4. Set the table lock escalation (LE) thresholds. The LE Threshold Maximum, LE Threshold Minimum, and LE Threshold Percent settings work together to determine how many pages SQL Server will lock before it upgrades to a table lock. The default settings for these thresholds are 200, 20, and 0, respectively. For very large tables, a table lock could save the overhead of placing thousands of locks. For databases with hundreds of tables, those savings can have a significant impact on performance.

5. Create clustered indexes for queries that read ranges of values. Because clustered indexes organize the data physically in index order, they're perfect indexes for queries that retrieve a range of values. For example, if an invoice item table has a clustered index on the InvoiceID column, all the entries for invoice 0001 are at the beginning of the table and all the entries for invoice 9999 are at the end. That order means that when the invoice item table is on the many side of a one-to-many join, SQL Server can simply find the first InvoiceID and read sequentially through the records until the InvoiceID changes.

6. Create nonclustered indexes for queries that search for unique values. Instead of containing all the page's contents as the clustered index does, the nonclustered index's leaf level has one entry for each row in the table. That entry is the page number and row number where the row resides. If your query requests data from a column that isn't part of the index, SQL Server must read the row's page into data cache and retrieve the row's contents. The main benefit of a nonclustered index is that SQL Server can find unique values very quickly. Primary keys usually need nonclustered indexes because primary keys by definition have unique values, for which a nonclustered index is perfect. SQL Server doesn't always use a nonclustered index just because you create it, however.
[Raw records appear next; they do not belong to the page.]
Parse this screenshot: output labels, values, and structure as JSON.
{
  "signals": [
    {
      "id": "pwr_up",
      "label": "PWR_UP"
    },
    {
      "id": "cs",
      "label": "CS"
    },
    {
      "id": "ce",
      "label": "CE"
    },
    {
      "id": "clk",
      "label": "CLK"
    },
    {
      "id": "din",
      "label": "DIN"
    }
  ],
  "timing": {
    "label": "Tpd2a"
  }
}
So, only create indexes that support queries that return a small percentage of the rows in a table.

7. Create composite indexes to support multiple queries. If your tables can have UPDATE and INSERT operations as well as read operations, keeping the number of indexes low will minimize the overhead of maintaining the indexes. INSERT operations force SQL Server to add entries to the index, and UPDATE operations might cause a row to shift to a new place in the index or even to a new page in the table. Furthermore, SQL Server often performs updates as a combination of a row delete followed by a row insert, which is the worst case in terms of index management overhead. One answer is to create composite indexes that SQL Server can use for multiple queries.
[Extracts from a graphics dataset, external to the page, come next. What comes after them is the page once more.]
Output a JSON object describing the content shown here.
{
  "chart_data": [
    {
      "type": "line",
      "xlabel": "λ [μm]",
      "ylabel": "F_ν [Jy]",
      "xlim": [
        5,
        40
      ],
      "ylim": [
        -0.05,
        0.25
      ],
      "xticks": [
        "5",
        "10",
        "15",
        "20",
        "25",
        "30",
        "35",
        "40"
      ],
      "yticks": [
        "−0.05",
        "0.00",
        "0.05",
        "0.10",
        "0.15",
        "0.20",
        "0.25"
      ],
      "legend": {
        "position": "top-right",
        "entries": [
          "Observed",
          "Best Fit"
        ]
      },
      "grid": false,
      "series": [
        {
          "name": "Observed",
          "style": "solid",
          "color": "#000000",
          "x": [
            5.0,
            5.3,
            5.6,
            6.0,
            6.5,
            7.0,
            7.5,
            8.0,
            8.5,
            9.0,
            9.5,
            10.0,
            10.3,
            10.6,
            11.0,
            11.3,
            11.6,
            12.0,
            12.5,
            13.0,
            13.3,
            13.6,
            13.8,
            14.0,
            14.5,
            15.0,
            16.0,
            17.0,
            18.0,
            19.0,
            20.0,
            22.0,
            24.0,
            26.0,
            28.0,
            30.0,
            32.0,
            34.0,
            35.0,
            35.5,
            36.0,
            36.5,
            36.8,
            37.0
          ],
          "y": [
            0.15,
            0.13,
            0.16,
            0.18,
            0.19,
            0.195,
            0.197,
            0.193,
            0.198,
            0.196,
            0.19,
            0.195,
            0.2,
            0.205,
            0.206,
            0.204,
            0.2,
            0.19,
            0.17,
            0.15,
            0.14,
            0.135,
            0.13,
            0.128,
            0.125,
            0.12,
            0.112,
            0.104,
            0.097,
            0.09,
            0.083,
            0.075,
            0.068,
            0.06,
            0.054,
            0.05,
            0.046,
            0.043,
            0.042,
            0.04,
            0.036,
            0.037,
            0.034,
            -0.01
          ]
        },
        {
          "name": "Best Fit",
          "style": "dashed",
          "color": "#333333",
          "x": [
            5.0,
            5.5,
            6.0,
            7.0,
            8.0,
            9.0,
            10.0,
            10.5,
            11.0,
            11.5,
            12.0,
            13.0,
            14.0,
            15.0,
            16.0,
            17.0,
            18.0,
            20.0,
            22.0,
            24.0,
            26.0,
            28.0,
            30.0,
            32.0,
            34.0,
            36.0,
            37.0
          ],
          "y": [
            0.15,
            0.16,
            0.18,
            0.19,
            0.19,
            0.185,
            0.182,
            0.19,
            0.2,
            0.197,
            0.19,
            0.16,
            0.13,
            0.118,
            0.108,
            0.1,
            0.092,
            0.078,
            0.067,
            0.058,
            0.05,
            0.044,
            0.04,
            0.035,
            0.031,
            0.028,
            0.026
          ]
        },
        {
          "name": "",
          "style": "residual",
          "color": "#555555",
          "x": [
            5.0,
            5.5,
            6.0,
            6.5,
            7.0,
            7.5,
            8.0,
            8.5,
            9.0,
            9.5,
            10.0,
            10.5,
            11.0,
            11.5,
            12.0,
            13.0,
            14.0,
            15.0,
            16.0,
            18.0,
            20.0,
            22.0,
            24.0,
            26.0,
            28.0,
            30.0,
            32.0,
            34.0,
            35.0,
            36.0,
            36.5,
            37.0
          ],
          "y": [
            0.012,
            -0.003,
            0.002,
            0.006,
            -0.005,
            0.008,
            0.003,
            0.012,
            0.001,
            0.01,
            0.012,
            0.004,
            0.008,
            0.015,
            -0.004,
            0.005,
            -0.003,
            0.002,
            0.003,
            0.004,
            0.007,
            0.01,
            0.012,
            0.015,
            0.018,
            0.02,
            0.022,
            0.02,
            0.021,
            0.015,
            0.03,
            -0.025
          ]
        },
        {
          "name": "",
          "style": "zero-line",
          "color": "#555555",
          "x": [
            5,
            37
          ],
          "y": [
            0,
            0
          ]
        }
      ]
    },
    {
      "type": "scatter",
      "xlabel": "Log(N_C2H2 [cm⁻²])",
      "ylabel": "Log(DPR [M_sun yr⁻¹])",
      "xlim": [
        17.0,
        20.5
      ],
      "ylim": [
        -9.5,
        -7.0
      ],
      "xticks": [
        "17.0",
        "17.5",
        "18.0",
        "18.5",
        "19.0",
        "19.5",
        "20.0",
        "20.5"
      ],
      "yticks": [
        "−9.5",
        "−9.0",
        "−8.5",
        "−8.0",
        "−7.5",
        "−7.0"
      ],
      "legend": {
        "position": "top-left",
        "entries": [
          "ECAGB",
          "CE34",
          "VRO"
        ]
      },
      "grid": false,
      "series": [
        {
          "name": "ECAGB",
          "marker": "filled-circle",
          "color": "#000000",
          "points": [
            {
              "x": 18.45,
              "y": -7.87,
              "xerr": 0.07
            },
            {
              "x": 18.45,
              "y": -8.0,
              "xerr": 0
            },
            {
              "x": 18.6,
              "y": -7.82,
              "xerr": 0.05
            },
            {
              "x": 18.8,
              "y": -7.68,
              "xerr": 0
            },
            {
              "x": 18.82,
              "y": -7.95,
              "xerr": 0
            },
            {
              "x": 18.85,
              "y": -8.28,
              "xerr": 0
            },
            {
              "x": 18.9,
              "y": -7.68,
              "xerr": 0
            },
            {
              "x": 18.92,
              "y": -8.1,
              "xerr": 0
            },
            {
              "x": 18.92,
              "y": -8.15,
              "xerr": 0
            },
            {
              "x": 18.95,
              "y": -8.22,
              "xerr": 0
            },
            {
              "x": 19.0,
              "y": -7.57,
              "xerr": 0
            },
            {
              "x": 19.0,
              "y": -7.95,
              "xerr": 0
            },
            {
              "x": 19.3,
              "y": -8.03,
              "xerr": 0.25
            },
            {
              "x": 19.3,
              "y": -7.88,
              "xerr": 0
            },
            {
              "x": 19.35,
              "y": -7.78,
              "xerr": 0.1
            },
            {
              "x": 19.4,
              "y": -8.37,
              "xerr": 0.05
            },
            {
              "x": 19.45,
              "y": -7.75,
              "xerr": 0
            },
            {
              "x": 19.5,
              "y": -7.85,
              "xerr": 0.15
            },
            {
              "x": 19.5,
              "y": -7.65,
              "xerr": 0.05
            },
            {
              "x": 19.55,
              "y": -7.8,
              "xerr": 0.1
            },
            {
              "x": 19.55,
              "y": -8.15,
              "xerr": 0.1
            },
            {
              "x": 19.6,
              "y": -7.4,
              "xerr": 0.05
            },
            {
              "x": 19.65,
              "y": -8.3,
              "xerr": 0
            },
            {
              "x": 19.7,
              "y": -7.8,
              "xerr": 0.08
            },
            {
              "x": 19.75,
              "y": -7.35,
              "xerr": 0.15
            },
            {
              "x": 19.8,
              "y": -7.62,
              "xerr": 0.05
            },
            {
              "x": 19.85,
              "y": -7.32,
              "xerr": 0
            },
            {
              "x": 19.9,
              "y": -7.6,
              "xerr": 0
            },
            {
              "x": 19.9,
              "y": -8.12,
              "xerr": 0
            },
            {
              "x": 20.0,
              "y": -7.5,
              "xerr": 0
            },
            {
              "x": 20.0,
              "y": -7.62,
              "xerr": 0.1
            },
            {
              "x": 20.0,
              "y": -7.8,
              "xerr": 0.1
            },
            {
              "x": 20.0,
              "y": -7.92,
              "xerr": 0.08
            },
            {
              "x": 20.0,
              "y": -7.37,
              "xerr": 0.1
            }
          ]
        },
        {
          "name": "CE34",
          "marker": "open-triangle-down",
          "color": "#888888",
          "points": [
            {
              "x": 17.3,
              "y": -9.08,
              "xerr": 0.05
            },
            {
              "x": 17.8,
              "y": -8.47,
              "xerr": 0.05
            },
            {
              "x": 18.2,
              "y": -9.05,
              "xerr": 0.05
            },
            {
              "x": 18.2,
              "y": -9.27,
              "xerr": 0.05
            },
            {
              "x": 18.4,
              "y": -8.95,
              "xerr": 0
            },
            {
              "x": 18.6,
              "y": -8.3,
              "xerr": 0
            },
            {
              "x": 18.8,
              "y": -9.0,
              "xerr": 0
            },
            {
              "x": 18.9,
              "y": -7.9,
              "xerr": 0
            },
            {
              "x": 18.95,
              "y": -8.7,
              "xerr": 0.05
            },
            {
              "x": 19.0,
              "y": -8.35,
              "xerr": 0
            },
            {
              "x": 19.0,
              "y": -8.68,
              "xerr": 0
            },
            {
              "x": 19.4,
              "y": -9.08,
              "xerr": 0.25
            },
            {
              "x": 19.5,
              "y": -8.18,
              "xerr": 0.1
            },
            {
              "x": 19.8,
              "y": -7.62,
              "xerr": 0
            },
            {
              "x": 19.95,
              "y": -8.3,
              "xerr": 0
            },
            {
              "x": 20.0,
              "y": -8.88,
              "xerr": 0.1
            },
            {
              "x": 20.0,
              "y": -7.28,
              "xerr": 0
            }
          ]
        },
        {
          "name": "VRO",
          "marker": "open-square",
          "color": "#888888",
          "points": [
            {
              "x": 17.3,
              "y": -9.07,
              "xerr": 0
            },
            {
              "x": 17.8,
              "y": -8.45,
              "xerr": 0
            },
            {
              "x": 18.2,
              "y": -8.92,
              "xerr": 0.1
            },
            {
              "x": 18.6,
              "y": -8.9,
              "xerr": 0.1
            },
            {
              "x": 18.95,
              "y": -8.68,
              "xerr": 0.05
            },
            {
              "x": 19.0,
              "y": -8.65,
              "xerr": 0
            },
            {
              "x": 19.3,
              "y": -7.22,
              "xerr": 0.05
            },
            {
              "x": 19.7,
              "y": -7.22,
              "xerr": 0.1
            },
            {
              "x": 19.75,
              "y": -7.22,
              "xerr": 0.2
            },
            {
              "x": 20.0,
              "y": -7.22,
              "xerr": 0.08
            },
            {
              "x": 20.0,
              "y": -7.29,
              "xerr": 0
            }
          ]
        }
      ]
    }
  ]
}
8. Index joined columns. Because joins find all the matching rows in the inner table based on values in the outer table, SQL Server searches the inner table for every row in the outer table. With an index, SQL Server can retrieve only the rows that match the join condition. If the inner table is several times the size of the outer table, the performance gain can be several orders of magnitude better. (For more information, see Itzik Ben-Gan and Kalen Delaney, "Advanced JOIN Techniques," December 1999.) Whether you choose a clustered or unclustered index depends mostly on the presence of other columns in the SELECT list. Use a nonclustered index if the list contains only columns that are part of the join.
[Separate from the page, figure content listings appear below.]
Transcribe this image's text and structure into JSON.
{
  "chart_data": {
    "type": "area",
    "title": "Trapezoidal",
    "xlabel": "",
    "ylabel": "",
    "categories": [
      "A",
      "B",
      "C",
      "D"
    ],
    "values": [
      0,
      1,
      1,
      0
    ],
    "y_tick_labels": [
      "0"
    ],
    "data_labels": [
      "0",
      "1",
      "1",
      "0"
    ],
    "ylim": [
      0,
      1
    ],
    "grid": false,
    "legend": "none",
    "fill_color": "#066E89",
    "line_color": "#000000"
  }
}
9. Take advantage of covering indexes. A nonclustered index that contains all the columns referenced in a SELECT, UPDATE, or DELETE statement is a covering index and the query is a covered query. Because the nonclustered index has an entry in the leaf level for every row in the table, all the data for the query will be in the index. Therefore, the query processor can do a leaf scan instead of a table scan. In general, you'll see dramatic improvement in query performance if you can build a covering index, mainly because the index contains only a subset of the row. The attached penalty is that adding more columns to an index results in fewer entries per index page, which means your indexes require more space and more I/Os to read into data cache. As long as the index's ratio of column size to total row size is relatively small, building a covering index is worthwhile.